Falling off the Fiscal Cliff: With the US elections over and done with, we are going to hear incessant referrals to the term “fiscal cliff” in the news. This CNN Money article explains the budget and tax cut items that make up the fiscal cliff. Unfortunately, Canadians need to pay to this as well because US estate tax parameters will revert back to 2001 levels.
Vanguard DRiP and new ETF ticker symbols: Vanguard announced today that six new ETFs have started trading on the TSX. The new ETF lineup includes some long-standing demands from ETF investors — a dividend ETF, a REIT ETF and an unhedged S&P 500 ETF. The fund company also announced that it is introducing a DRiP program.

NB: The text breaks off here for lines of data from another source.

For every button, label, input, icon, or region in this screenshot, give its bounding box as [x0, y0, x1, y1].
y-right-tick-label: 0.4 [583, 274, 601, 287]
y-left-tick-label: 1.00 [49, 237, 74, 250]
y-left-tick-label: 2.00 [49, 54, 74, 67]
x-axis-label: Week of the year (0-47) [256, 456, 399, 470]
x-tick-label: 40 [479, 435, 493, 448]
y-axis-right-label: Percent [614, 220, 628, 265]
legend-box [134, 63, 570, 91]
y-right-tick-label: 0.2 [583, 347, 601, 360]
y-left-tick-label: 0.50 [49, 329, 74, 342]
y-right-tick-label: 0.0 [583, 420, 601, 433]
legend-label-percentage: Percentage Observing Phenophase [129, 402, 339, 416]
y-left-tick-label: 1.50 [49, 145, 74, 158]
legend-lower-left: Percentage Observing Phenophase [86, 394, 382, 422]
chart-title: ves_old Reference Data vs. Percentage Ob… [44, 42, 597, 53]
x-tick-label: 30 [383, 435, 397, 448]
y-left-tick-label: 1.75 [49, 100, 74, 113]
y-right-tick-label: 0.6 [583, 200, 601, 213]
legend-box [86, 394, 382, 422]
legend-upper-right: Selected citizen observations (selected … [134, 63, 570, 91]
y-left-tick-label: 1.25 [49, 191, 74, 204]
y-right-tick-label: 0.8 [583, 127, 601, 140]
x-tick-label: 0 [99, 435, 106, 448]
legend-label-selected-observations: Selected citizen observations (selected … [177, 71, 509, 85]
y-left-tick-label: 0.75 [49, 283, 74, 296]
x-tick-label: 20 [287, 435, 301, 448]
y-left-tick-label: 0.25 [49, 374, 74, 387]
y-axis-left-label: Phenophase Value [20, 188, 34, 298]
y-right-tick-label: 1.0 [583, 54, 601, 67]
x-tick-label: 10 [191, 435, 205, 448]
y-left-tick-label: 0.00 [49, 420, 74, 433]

The Coming Bond Massacre: Earlier this year, Warren Buffett said that bonds should come with a warning label. Investors, of course, are still piling into bonds. In colourful language, the Reformed Broker says here that investors piling into bonds are “walking beneath a dangling piano hoisted 10 stories above their heads”.
New Books on Warren Buffett: Jason Zweig did a short review of two upcoming books on Warren Buffett in The Wall Street Journal. He finds one — a compilation of 80 articles on Warren Buffett called Tap Dancing to Work — to be worthwhile and the other — a compilation of quotes called The Oracle Speaks — not so much.
Investing in Commodities: A column in The Wall Street Journal explained the options available to investors who want to gain exposure to commodities in the metals, energy and agriculture sectors.
A New York Times article offers some tips to picking passwords that can thwart hackers.
Want to ruin your financial life? Author and comedian (remember the “Bueller? Bueller?” scene from Ferris Bueller’s Day Off) Ben Stein has some tips in the hopes that people will do the opposite.
Is today’s low interest rate environment good for stocks? This article in The Economist says that based on past experience, low interest rates portend low stock market returns. That may be true but it seems to me that long-term investors would prefer a 2.3 percent real return to negative real returns.
Carl Richards has some tips for putting together a list of financial goals even though future goals may just be best guesses at this point.
Larry Swedroe has six reasons why the US economy is performing much better than the headlines indicate.